Notarinnen und Notare als Schlichter und Schiedsrichter
Das deutsche Recht sieht für Schiedsrichter keine besondere Qualifikation vor. Insofern ist grundsätzlich kein Berufsstand vom Schiedsrichteramt ausgeschlossen und es können insbesondere auch Nichtjuristen Schiedsrichter sein.
Aus Sicht der Parteien ist es freilich wünschenswert, wenn der oder die Schiedsrichter sowohl besondere Sachkenntnis als auch Erfahrung mit der behandelten Materie mitbringen. Dies spricht für Notarinnen und Notare als Schiedsrichter in allen Rechtsgebieten, in denen sie ohnehin regelmäßig zu tun habe, also vor allem im Immobilien-, Gesellschafts-, Familien- und Erbrecht.

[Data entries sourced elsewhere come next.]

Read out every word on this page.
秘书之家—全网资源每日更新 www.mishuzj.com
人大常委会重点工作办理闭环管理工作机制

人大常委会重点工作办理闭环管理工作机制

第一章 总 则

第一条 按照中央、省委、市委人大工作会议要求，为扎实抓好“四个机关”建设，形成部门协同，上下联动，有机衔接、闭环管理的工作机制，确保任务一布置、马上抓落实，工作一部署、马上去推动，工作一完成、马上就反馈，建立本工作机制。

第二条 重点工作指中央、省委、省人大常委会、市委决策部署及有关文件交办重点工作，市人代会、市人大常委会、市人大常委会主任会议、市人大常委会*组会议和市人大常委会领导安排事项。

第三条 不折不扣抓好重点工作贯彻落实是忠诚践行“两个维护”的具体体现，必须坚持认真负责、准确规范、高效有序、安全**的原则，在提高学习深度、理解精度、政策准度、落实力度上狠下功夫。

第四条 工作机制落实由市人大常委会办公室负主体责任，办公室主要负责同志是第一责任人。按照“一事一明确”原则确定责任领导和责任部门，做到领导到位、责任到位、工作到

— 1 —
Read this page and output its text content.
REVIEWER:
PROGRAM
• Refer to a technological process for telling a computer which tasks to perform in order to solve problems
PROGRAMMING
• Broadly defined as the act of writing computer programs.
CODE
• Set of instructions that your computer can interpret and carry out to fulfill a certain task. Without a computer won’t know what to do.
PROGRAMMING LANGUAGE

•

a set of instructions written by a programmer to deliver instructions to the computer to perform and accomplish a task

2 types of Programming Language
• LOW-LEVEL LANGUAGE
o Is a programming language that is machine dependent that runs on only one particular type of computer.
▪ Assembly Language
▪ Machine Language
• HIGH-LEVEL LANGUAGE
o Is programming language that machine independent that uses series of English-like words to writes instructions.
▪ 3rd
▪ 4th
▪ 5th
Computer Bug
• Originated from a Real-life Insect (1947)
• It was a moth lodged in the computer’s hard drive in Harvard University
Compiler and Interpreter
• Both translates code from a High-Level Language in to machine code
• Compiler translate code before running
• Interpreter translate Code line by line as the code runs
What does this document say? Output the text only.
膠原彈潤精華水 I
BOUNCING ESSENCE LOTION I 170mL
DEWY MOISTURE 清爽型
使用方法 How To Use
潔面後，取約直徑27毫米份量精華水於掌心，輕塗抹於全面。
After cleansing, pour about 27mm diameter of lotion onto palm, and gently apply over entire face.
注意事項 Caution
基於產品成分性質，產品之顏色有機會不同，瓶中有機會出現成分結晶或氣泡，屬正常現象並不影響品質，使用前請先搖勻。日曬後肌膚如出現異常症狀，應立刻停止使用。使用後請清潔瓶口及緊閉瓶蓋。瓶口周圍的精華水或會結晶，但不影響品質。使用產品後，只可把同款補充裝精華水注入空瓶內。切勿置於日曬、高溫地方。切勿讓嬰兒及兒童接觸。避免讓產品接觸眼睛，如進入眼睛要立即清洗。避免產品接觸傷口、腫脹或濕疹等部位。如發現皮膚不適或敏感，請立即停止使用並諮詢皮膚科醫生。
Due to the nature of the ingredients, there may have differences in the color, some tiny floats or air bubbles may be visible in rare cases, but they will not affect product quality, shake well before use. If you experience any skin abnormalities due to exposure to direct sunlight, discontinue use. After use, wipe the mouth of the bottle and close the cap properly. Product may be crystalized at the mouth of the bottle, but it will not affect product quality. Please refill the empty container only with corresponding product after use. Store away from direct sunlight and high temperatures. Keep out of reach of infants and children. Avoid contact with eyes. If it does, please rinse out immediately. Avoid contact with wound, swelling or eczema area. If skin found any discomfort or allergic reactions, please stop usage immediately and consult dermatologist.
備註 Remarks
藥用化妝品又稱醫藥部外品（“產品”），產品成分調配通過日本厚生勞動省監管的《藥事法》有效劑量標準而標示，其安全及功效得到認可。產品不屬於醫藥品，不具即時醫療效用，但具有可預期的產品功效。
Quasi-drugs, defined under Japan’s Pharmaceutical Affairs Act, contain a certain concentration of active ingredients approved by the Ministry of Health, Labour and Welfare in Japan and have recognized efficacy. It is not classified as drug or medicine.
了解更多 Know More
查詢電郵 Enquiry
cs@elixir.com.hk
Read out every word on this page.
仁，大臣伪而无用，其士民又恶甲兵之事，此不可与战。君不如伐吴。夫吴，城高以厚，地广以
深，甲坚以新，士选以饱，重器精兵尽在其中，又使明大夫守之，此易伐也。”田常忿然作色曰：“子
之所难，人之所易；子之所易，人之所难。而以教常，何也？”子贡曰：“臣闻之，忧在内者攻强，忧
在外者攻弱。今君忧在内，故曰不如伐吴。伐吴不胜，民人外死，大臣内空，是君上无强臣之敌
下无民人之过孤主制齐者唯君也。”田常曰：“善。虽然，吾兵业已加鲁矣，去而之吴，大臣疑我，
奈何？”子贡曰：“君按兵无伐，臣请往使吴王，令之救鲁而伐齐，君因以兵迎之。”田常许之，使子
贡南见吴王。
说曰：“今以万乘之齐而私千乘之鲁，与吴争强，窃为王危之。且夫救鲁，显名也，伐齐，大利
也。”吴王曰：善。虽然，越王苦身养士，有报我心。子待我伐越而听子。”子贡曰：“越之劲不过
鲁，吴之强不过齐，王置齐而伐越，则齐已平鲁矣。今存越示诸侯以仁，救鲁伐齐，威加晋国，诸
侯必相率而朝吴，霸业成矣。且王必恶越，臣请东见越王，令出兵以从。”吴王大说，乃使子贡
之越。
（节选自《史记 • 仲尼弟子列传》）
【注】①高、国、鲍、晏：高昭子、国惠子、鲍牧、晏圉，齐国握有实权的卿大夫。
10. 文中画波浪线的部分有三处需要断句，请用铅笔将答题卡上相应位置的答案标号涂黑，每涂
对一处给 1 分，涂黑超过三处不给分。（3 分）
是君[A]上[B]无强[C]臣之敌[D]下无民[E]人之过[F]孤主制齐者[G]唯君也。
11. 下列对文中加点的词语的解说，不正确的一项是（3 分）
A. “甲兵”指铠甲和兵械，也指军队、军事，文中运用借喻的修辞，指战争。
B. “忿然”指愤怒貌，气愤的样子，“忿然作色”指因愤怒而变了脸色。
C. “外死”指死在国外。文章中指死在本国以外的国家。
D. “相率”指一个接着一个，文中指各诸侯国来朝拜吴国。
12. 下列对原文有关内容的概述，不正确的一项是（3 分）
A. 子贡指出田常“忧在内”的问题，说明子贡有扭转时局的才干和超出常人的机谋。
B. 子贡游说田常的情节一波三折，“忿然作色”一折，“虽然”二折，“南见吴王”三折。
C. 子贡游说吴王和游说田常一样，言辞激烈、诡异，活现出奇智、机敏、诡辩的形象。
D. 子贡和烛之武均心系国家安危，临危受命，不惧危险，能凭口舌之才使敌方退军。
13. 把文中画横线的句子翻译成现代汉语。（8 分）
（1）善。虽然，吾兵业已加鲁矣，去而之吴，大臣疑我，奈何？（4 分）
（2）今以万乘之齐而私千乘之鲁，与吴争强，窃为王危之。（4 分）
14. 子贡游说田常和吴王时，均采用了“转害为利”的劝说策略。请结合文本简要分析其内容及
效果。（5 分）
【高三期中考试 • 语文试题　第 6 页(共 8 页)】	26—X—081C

Neben der fachlichen Expertise kommt der Notarin als Schlichterin oder dem Notar als Schiedsrichter besonders zugute, dass es ohnehin zu ihrem und seinem Berufsalltag gehört, die Interessen von Parteien zu ermitteln und einer gestaltenden Lösung zuzuführen. Hinzu kommt als nicht zu gering zu schätzender „weicher“ Faktor die Wahrnehmung von Notaren als neutrale und unabhängige Autoritäten. Das Vertrauen in Notare kann deshalb eine gütliche Einigung erleichtern oder die Aktzeptanz eines Schiedsspruchs verbessern.
Notar Dr. Jan Hupka, der bereits für den SGH und andere Schiedsinstitutionen als Schiedsrichter tätig war und seit 2017 Mitglied im Kuratorium des SGH ist, hat in einem kurzen Interview dargelegt, was ihm am Schiedsrichteramt gefällt und wie man sich gerade als Anfänger am besten darauf vorbereitet.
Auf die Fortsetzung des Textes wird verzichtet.